J’ai goûté à la démocratie, la vraie. à la méritocratie et à la liberté aussi. J’ai vécu pendant de nombreuses années en Angleterre. Le Mauricien ne connaît pas la vraie liberté. Il a peur. Pendant plusieurs semaines après les dernières législatives, les gens étaient contents, ils avaient un sourire sur leur visage. Ils sentaient un nouveau souffle, un vent libérateur. Il n’y avait plus de menace de dictature. Aujourd’hui, ce n’est plus le cas. Ils ont peur d’exprimer leurs opinions ouvertement, peur d’être sur la liste noire du gouvernement, peur que leurs proches n’obtiennent pas de travail, entre autres. C’est la même pression, la même peur qu’avant.
A partir du 1er octobre, tous les Mauriciens devront avoir en leur possession leur nouvelle carte d’identité.
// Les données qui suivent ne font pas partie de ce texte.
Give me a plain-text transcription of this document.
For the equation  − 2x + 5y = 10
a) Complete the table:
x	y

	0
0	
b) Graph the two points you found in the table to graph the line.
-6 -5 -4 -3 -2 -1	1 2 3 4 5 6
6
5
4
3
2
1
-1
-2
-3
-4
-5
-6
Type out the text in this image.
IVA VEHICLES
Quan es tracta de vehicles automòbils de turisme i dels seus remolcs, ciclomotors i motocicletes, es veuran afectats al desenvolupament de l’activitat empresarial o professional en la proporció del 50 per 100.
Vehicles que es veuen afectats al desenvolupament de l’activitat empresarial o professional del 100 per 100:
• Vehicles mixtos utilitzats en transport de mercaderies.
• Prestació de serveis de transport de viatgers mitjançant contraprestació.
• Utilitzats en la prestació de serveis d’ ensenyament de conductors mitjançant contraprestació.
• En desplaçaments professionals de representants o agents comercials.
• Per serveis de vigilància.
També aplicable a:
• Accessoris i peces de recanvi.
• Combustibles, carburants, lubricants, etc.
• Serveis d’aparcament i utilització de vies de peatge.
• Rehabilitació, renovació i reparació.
Aurez-vous la vôtre ?
Bien sûr que non ! Et qu’est-ce qui va m’arriver ? Je vais finir en prison ? je devrais payer une amende exorbitante ? Je pense que je vais discuter avec mon avocat pour une injonction afin de faire bouger cette date limite en attendant de poursuivre mon combat au Privy Council. Mon objectif est clair : que ces cartes soient détruites !
Leader du parti The Liberals, créé quelques mois avant les législatives de 2014, le Dr Rajah Madhewoo s’est battu contre la nouvelle carte d’identité dès le premier jour. Après des années passées en Angleterre, où il se sentait très bien, précise-t-il, il a décidé de rentrer pour venir en aide à son pays. Ce médecin a logé une affaire en cour contre l’État et le ministère de la Technologie, de la communication et de l’innovation. Son but : faire stopper les procédures pour le changement de l’ID Card qu’il juge anticonstitutionnel.
Quelle actualité locale a retenu votre attention cette semaine ?
Je suis de très près les affaires Suntan, BAI et Soornack.
Qu’avez-vous retenu de l’actualité internationale ?
Le crash d’avion en Indonésie. Comme je voyage beaucoup, ce genre de catastrophe m’interpelle. Et puis j’ai suivi la découverte des débris du MH370 à La Réunion.
Que lisez-vous actuellement ?
Pour le moment, je ne lis rien de particulier. Mais, en général, j’aime les livres sur l’astrologie ou encore sur les secrets du management.